French chamber work reappears after 97-year absencemain
A short work for bassoon and piano by French composer Jacques Ibert has been published for the first time after laying nearly silent for ninety-seven years. Written in 1921, likely as the preliminary sight-reading portion of the Paris Conservatoire’s annual solo competition for high-achieving young bassoonists, the sixty-bar Morceau (French for “piece”) appears to have been almost completely ignored after it served its initial purpose, the only publicly available reminder of its existence being a terse listing on Oxford Music (formerly New Grove) Online: “Morceau de lecture, bn, pf, 1921”. To any casual reader, this listing could very easily have been confused with Ibert’s one other work for bassoon, the 1953 Carignane (sometimes titled Arabesque) for bassoon and piano. But the two works are indeed different, as Shenandoah Conservatory Professor of Bassoon, Ryan Romine, found out this past May.

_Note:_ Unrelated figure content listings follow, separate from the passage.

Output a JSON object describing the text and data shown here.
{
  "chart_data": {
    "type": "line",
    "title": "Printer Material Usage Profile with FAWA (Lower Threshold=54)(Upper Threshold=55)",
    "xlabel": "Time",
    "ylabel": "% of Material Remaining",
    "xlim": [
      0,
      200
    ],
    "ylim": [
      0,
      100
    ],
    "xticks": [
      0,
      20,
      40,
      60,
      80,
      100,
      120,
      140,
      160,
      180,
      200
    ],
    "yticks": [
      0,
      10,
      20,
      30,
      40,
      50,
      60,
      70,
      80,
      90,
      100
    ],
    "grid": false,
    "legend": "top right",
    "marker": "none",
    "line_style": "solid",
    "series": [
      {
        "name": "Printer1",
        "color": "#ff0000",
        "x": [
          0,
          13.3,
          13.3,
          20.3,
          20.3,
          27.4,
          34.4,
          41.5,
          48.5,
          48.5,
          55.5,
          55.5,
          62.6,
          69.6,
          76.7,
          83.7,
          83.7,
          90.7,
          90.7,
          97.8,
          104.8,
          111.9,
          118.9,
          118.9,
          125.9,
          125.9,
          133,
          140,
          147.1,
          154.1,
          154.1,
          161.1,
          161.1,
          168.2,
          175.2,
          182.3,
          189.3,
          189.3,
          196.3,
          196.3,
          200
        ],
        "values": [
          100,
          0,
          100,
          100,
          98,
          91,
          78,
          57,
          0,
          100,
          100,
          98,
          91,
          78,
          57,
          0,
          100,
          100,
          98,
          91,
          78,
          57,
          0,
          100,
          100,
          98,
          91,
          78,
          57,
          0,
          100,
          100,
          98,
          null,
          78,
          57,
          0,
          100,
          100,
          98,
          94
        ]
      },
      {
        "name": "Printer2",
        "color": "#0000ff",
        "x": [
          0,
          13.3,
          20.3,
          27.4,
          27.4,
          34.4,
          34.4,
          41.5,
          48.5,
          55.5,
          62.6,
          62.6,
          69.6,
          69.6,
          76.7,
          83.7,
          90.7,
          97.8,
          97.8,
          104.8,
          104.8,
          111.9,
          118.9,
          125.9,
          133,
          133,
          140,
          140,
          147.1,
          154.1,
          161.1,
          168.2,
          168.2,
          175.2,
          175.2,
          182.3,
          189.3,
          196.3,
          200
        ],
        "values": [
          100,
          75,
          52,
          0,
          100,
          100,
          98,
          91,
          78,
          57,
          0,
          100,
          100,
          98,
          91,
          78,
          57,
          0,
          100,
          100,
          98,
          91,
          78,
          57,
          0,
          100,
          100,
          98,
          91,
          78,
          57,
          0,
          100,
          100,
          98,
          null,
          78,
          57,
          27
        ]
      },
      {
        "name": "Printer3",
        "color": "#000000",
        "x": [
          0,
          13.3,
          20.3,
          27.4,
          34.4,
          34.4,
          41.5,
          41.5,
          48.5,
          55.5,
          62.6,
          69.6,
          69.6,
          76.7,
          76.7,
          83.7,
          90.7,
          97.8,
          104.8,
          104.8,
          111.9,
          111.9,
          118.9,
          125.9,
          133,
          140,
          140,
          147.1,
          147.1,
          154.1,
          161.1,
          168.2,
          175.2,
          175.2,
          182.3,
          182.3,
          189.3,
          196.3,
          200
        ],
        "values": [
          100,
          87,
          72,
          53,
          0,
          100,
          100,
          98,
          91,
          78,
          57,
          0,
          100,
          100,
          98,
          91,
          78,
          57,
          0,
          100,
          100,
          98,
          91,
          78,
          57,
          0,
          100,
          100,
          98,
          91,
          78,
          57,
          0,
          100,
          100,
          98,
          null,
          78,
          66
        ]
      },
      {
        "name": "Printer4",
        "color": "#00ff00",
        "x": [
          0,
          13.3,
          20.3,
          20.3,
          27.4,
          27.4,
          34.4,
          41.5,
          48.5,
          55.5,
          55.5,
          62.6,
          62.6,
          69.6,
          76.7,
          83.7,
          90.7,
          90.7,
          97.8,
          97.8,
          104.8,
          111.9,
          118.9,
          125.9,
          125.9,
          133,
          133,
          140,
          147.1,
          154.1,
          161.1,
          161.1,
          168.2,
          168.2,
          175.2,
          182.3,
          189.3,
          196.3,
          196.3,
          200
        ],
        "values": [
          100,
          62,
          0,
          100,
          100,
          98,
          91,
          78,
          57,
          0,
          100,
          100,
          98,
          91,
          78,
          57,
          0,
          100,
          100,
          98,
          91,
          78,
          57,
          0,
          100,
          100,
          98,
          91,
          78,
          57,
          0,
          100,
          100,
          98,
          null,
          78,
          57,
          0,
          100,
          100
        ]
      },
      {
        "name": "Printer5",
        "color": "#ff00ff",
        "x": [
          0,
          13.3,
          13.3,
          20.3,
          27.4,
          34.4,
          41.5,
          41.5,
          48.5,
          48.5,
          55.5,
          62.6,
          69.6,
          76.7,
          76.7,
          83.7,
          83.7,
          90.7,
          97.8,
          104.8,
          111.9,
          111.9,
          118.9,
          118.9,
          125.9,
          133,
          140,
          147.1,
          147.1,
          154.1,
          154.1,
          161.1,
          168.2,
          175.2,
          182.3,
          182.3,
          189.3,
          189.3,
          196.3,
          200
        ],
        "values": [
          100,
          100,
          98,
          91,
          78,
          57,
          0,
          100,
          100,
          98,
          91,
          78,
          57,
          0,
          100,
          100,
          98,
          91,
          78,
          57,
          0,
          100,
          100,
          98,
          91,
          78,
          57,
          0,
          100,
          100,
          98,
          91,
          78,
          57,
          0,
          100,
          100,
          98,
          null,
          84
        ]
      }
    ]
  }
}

“It was wild,” says Romine, who had secured an invitation to visit an immense private music collection while on a two-week vacation in the UK and Ireland. “I had arrived in the afternoon, but I didn’t have a chance to really go through the collection until late at night. So, as I was going through piece after piece, seeing all of these things I had never knew existed, I was the regular kind of tired but also completely jetlagged. I found this piece, thought ‘Well, that’s interesting. It must be some sort of arrangement,’ and then just took a few scans with my phone. It wasn’t until a few days later, when I was going back through the scans, that I realized what I was looking at!”
Even before returning to the UA, Romine emailed the scans to his good friend, Trevor Cramer of TrevCo Music Publishing. “Trevor has a great eye and immediately saw the value—both musical and historical—of getting this piece in front of the public,” said Romine. “He very quickly began working on preparing a modern engraving and securing copyright permissions from Ibert’s family. “Ibert’s grandchildren were fantastic and I feel beyond lucky and honored that they have trusted us to share this work with bassoonists everywhere.”
With a typical performance of just under one-and- a-half minutes, the piece is indeed tiny, but it is all Ibert—a clockwork accompaniment at the beginning, graceful melodies in the bassoon, and a melancholy yet detached air throughout. At times, one can see the composer trying to trip up the bassoonist. For example, the third line of the melody demands that the bassoonist make some awkward fingering combinations (in four sharps) sound effortless. A few lines later, the piano begins a new musical idea, playing in what is really 3/4 time while the bassoon must stay in 2/4. “The piece really is a joy to play—though a touch trickier than you think it’s going to be at first,” says Romine. “I am really looking forward to hearing players put their own spin on it in years to come.”
Ibert’s Morceau for bassoon and piano is now published under agreement by TrevCo Music Publishing.
(article received from the International Double Reed Society).